Facebook Workrooms is just the beginning.Facebook

Workrooms is not complete. That’s why it’s launching in beta and why there are still some rough edges. It’s Facebook’s first stab at a collaborative way to work together in VR. I see a lot of potential with what Workrooms is trying to accomplish.

COVID is undoubtedly changing the definition of work — what it is and how it’s done. While I believe many people will return to offices, the future is heading towards flexible in-person and remote work.
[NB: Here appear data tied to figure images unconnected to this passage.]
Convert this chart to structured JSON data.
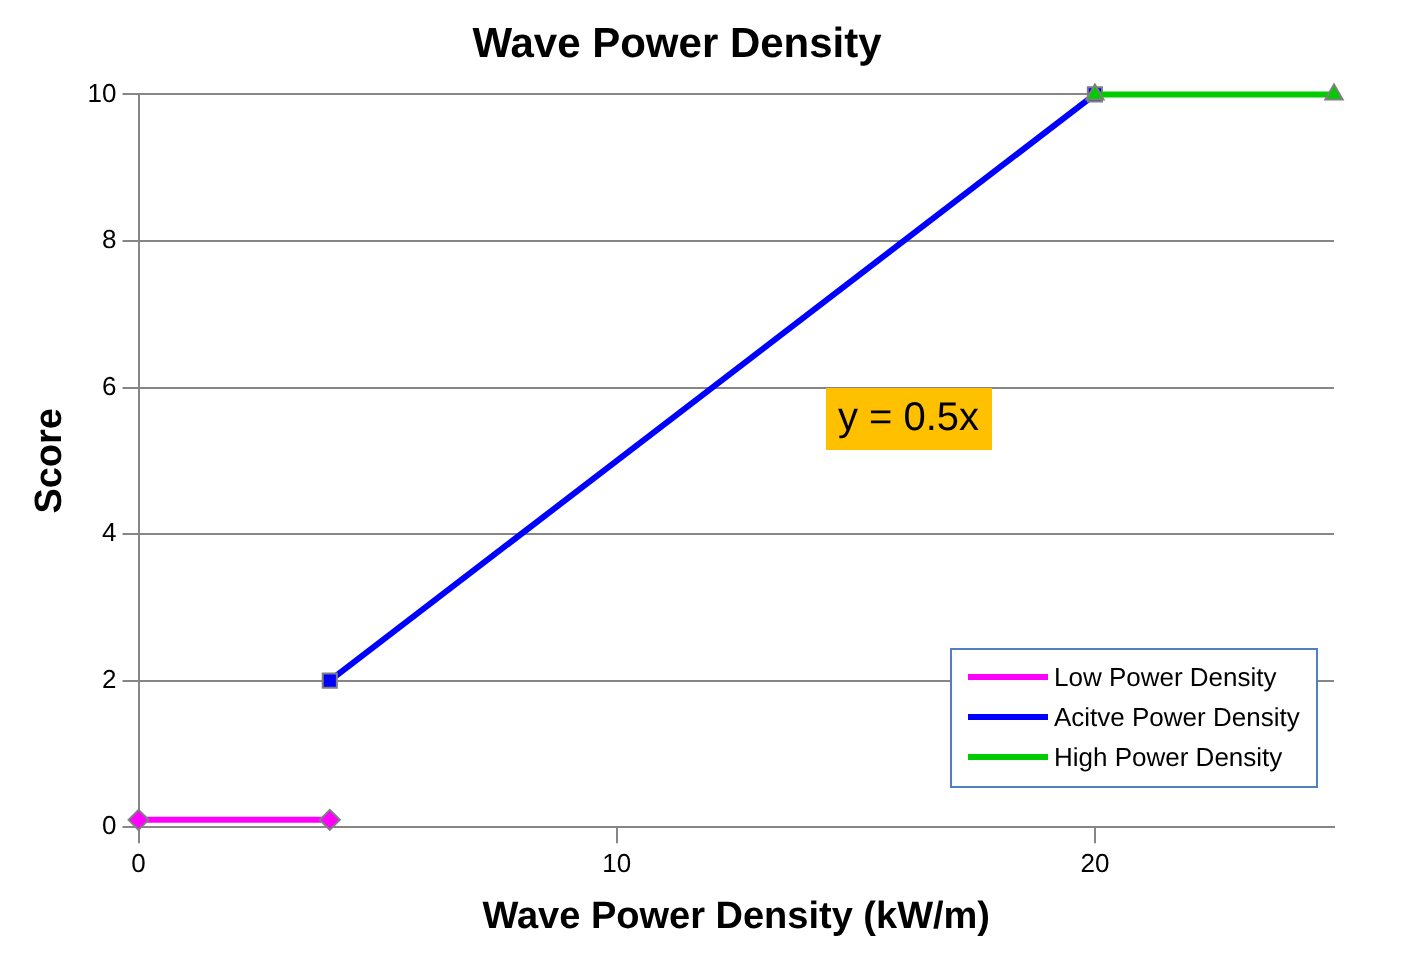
{
  "chart_data": {
    "type": "line",
    "title": "Wave Power Density",
    "xlabel": "Wave Power Density (kW/m)",
    "ylabel": "Score",
    "xlim": [
      0,
      25
    ],
    "xticks": [
      0,
      10,
      20
    ],
    "ylim": [
      0,
      10
    ],
    "yticks": [
      0,
      2,
      4,
      6,
      8,
      10
    ],
    "grid": "y",
    "legend": "bottom right",
    "annotations": [
      "y = 0.5x"
    ],
    "series": [
      {
        "name": "Low Power Density",
        "color": "#ff00ff",
        "x": [
          0,
          4
        ],
        "values": [
          0.1,
          0.1
        ],
        "marker": "diamond"
      },
      {
        "name": "Acitve Power Density",
        "color": "#0000ff",
        "x": [
          4,
          20
        ],
        "values": [
          2,
          10
        ],
        "marker": "square"
      },
      {
        "name": "High Power Density",
        "color": "#00cc00",
        "x": [
          20,
          25
        ],
        "values": [
          10,
          10
        ],
        "marker": "triangle"
      }
    ]
  }
}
Zoom cemented itself as a tool for remote work, but what is next? Is it Workrooms or something similar? Is it VR or AR or MR?

Zoom cemented itself as a tool for remote work, but what is next?

Facebook anticipates that MR could play a big role in remote/virtual work. That’s why it has spent billions of dollars building out the Oculus. The Quest hardware will get more powerful over time, but the software needs to invented. Workrooms is a work in progress. If this is the future of meetings and collaboration, Facebook is already ahead of the curve with an experience that is approachable and accessible for consumers compared to the enterprise offerings from Microsoft’s HoloLens, Magic Leap, Google Glass (yes, these still exist). Apple is rumored to be entering the MR world with its own mixed reality headset, but that’s not until 2022 the earliest and could cost as much as $3,000. A Quest 2 headset costs $300.

On the flip side, it’s very possible that Facebook is building up VR and the metaverse to be this revolution, only for things to not pan out. I can’t predict the future. But I know one thing that’s certain: Mark Zuckerberg isn’t gonna stop throwing unfathomable amounts of money at VR. He’s very bullish on everyone working, playing, and socializing in a virtual universe. But will everyone join him?